Kamis, 16 Agustus 2012

Bintang Barat Daya

Hangat dengan sesuatu yang secara material tak terjangkau. Tapi tak disini. Di hati. Pelan-pelan mencuri waktu. Mengendap-endap mencari senyum. Barangkali itu yang ada dalam pikirannya. Lima musim berganti. Tingkahnya masih sama. Rasa yang berlebihkah? Entah. Sama-sama tak ingin tergesa menarik ucap.

Kini dia berkacamata. Katanya, pandangan mulai buram. Badannya tegap. Kulitnya putih. Pria berdarah asing nun jauh disana. Senang berpuisi dan bernyanyi. Berselera humor tinggi. Ada kalanya dia tenang seperti air. Keteduhan bola matanya yang biru serupa samudera itu mengisyaratkan badai tertahan. Tertunda. Seringkali sepi. Tak tersentuh.

Ajari aku bertutur, boneka saljuku. Kenalkan aku pada dinginnya udaramu disana. Setelah itu aku tunjukan keramahan khatulistiwaku.

Kau punya altar, sedangkan aku memiliki kain putih. Kita hidup di alam simbol. Semua ilusi. Bukankah realitas sesungguhnya ada setelah kematian? Tuhan kita tetap sama, bukan?

Mensemesta itu bukan perkara mudah, boneka saljuku. Ketika terucap olehmu bahwa pelukan menjelang tidur adalah pengantar luluhnya keangkuhan dan munculnya kekuatan agung yang baru, aku hanya terdiam. Aku pernah rasakan itu! Kau pun tahu. Aku menjadi putri di purinya, sedangkan kau bersembunyi di balik semak. Sesekali antarkan bunga kala aku duduk di taman hati yang mulai penuh ilalang. Kau tebas dan dengan manisnya menebar benih-benih bunga baru. Kini kita pun bersama mencium aroma bunga dan tanah basah tiap habis hujan.

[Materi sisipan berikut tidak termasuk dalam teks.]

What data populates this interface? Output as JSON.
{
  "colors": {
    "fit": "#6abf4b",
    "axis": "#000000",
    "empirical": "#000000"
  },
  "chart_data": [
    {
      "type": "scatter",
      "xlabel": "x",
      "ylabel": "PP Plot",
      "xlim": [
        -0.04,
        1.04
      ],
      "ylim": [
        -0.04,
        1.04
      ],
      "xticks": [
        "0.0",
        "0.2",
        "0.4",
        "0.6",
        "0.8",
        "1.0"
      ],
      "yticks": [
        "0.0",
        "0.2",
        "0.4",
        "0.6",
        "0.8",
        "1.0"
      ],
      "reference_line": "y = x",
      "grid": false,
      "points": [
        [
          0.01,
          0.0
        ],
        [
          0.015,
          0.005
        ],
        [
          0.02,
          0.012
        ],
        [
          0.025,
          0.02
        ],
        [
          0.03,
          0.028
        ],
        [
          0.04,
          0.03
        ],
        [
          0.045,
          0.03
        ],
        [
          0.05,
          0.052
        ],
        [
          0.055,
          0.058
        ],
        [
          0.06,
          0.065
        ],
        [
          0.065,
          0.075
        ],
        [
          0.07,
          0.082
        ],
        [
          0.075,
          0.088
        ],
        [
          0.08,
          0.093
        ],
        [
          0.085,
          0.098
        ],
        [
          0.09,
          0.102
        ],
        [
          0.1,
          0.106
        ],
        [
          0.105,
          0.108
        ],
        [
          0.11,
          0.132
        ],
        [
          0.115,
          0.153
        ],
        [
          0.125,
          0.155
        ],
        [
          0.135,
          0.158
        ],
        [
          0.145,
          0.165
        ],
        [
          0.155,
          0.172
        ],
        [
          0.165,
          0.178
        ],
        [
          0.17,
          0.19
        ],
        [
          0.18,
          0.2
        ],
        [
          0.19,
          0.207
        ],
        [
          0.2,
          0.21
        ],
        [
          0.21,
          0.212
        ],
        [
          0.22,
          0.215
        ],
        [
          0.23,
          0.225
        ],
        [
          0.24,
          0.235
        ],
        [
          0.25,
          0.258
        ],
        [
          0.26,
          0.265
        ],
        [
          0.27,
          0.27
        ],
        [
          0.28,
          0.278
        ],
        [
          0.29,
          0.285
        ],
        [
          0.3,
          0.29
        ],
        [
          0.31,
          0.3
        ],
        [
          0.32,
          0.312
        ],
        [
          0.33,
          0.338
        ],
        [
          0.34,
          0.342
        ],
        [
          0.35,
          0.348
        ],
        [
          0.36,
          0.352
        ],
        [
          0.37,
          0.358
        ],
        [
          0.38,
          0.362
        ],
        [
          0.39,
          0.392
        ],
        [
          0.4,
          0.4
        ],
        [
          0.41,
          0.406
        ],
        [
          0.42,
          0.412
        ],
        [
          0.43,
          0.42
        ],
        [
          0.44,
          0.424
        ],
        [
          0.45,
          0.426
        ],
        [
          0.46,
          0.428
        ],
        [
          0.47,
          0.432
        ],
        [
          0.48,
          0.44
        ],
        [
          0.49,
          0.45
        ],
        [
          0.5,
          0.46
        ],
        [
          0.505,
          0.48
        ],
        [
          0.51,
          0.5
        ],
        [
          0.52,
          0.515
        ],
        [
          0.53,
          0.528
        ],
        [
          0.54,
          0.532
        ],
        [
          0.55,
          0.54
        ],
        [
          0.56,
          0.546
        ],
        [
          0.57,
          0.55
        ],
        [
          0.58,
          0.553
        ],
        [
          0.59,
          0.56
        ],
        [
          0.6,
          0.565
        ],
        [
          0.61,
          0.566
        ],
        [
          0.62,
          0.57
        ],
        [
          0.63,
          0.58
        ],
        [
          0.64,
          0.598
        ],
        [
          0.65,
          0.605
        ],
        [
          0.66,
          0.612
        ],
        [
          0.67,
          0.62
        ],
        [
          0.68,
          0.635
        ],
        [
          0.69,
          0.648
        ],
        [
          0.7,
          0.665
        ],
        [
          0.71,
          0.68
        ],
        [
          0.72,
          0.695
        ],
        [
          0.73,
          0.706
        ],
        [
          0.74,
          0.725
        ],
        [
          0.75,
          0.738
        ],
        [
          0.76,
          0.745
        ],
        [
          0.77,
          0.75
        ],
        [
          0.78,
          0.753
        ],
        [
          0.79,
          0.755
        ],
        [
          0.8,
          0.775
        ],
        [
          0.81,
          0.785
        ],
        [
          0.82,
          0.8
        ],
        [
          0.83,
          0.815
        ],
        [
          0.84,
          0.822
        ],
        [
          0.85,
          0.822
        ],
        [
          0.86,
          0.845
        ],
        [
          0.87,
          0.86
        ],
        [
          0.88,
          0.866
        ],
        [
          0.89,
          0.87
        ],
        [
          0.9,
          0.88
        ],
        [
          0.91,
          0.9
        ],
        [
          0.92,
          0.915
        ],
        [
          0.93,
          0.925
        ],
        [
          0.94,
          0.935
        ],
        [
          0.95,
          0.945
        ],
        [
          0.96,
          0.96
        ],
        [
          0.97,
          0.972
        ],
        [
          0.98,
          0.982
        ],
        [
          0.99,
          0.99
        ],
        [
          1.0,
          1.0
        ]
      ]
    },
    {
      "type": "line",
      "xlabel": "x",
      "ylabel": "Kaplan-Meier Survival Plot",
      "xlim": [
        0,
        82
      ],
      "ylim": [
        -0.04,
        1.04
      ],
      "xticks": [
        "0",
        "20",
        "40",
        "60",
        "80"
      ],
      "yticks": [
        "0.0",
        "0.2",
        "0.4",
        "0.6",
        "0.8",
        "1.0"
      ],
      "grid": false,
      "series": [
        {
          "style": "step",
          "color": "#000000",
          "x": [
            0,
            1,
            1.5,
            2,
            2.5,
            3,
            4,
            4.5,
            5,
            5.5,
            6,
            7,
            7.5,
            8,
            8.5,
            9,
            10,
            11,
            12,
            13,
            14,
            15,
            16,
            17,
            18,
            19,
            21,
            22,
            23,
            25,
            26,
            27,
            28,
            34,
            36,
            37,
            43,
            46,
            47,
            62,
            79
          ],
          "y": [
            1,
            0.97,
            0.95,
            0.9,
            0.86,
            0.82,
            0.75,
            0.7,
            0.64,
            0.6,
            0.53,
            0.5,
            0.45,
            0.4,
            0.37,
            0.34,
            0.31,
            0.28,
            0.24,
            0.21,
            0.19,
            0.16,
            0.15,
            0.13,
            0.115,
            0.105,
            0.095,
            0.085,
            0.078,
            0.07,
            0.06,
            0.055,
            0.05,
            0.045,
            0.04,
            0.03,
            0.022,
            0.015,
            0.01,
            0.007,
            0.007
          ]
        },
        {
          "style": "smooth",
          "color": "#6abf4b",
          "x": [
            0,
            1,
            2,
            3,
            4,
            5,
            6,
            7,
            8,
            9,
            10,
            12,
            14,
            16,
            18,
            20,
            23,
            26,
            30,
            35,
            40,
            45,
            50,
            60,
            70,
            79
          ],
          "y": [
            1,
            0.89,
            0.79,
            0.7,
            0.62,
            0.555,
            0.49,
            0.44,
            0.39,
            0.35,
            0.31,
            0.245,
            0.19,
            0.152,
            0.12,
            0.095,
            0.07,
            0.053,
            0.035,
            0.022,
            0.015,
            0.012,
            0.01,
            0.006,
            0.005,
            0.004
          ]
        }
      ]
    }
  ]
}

Aku terhuyung karena kapalku terhadang dan kau antarkan aku menuju dermaga. Duhai bintang barat daya, apa yang ada dalam benakmu kala aku menangis karenanya dan kau tawarkan bahu? Tidakkah kau lunglai mengajakku berkeliling hutan dan bermain di danau? Kau menjawab lugas, “tidak. Memberi dan membuatmu tersenyum membuatku bisa tidur malam ini”.

Lalu, kau bangunkan aku dengan sentuhan itu. Seringkali kau mengaku tak tidur. Apakah kau tahu kehadiranmu lebih hangat dari secangkir kopi dan mentari pagi? Tak usah menunggu dentang karena kita yang bunyikan lonceng. Jangan terlambat, namun kita pun tak perlu terburu. Aku menunggu musim panasmu. Kita berenang ke utara. Barangkali juga kita bisa bercinta dalam megahnya pesiar menjemput lautmu.